A l’horizon, rien de rassurant pour la Tunisie sur le plan politique. Car chacun des trois projets en concurrence -portés respectivement par Ennahdha, Kaïs Saïed et le Parti destourien libre- inquiète pour des raisons différentes. Et, de ce fait, ne peut emporter l’adhésion d’un nombre suffisant de Tunisiens susceptible de permettre la stabilisation de la vie politique autour d’un gouvernement majoritaire.

Où va la Tunisie ? Cette question à laquelle les Tunisiens sont habitués depuis des années ne n’est jamais posée avec autant d’acuité qu’aujourd’hui. Car l’avenir du pays n’a jamais été aussi incertain et, même, aussi inquiétant qu’il l’est depuis quelques mois.

Au cours des huit années écoulées, les Tunisiens, ou une partie d’entre eux, ont pu nourrir un soupçon d’espoir motivé et porté par un semblant de projet. En octobre 2011, 1,5 million de Tunisiens ont misé sur Ennahdha -complétée et renforcée par les 600 000 voix remportées par ses deux alliés et autres membres de la Troïka (le Congrès Pour la République, et le Forum Démocratique pour le Travail et les Libertés).

Trois ans plus tard, une partie de ces Tunisiens -ceux qui ont voté pour le parti Ennahdha sans être nahdhaouis ni même islamistes- avec d’autres, soit un total de 1,2 million, ont reporté leurs espoirs sur feu Béji Caïd Essebsi, élu à la présidence de la République, et son nouveau parti, Nidaa Tounes, arrivé premier aux élections législatives (86 sièges) devant Ennahdha (69 sièges).

Malheureusement, tout comme le premier, le second pari des Tunisiens s’est avéré décevant. Ces deux déceptions ont tout naturellement -la nature politique ayant horreur à la fois du vide et des échecs- fait le lit de la spectaculaire élection de Kaïs Saïed à la présidentielle de 2019, avec 2,7 millions de voix (72,71%), loin devant son challenger Nabil Karoui (1 million de voix, 27,29%).

Sept mois après le double scrutin de novembre-décembre 2019, dont les Tunisiens attendaient une clarification et une stabilisation du jeu politique, on n’a ni l’une ni l’autre. La scène politique est plus confuse que jamais. Avec trois forces qui s’affrontent et qui sont sur des trajectoires différentes.

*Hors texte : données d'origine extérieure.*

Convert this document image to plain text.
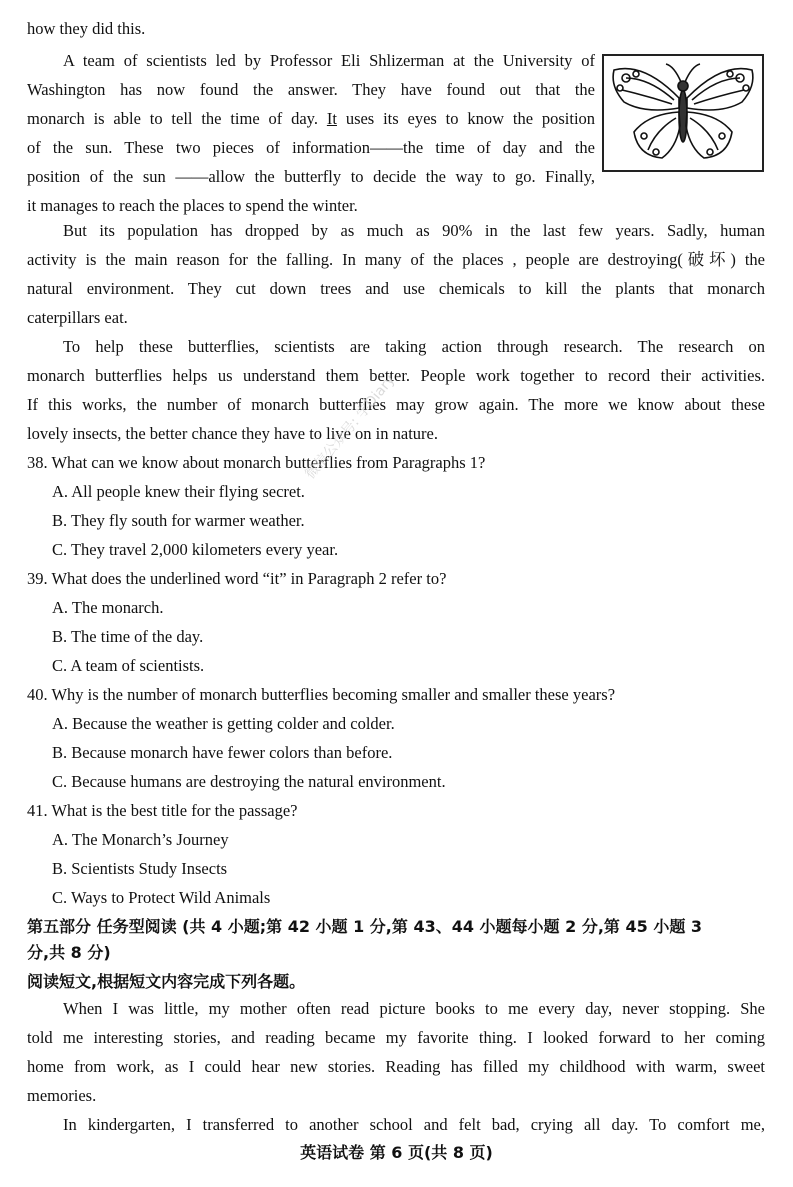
how they did this.
A team of scientists led by Professor Eli Shlizerman at the University of
Washington has now found the answer. They have found out that the
monarch is able to tell the time of day. It uses its eyes to know the position
of the sun. These two pieces of information——the time of day and the
position of the sun ——allow the butterfly to decide the way to go. Finally,
it manages to reach the places to spend the winter.
But its population has dropped by as much as 90% in the last few years. Sadly, human
activity is the main reason for the falling. In many of the places , people are destroying(破坏) the
natural environment. They cut down trees and use chemicals to kill the plants that monarch
caterpillars eat.
To help these butterflies, scientists are taking action through research. The research on
monarch butterflies helps us understand them better. People work together to record their activities.
If this works, the number of monarch butterflies may grow again. The more we know about these
lovely insects, the better chance they have to live on in nature.
38. What can we know about monarch butterflies from Paragraphs 1?
A. All people knew their flying secret.
B. They fly south for warmer weather.
C. They travel 2,000 kilometers every year.
39. What does the underlined word “it” in Paragraph 2 refer to?
A. The monarch.
B. The time of the day.
C. A team of scientists.
40. Why is the number of monarch butterflies becoming smaller and smaller these years?
A. Because the weather is getting colder and colder.
B. Because monarch have fewer colors than before.
C. Because humans are destroying the natural environment.
41. What is the best title for the passage?
A. The Monarch’s Journey
B. Scientists Study Insects
C. Ways to Protect Wild Animals
第五部分 任务型阅读 (共 4 小题;第 42 小题 1 分,第 43、44 小题每小题 2 分,第 45 小题 3
分,共 8 分)
阅读短文,根据短文内容完成下列各题。
When I was little, my mother often read picture books to me every day, never stopping. She
told me interesting stories, and reading became my favorite thing. I looked forward to her coming
home from work, as I could hear new stories. Reading has filled my childhood with warm, sweet
memories.
In kindergarten, I transferred to another school and felt bad, crying all day. To comfort me,
微信公众号: 学Diary
英语试卷 第 6 页(共 8 页)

La première, le Parti destourien libre (PDL) d’Abir Moussi, qui est en pleine ascension. La deuxième, le président Kaïs Saïed et la nébuleuse qui l’entoure et le soutien, semble encore dominante.

Les derniers sondages donnent le PDL vainqueurs si des élections avaient lieu aujourd’hui, et le président Saïed toujours en pole position malgré une très nette baisse par rapport à son score de la présidentielles (46% contre 72,71%).

Enfin, la troisième, Ennahdha, est clairement sur le déclin. D’après le dernier sondage d’Emrhod Consulting, le parti islamiste ne remporterait que 23% des voix si des législatives étaient organisées aujourd’hui -une avancée par rapport au scrutin de 2019 (19,63%) mais qui ne suffit pas à combler l’écart avec le PDL (28%).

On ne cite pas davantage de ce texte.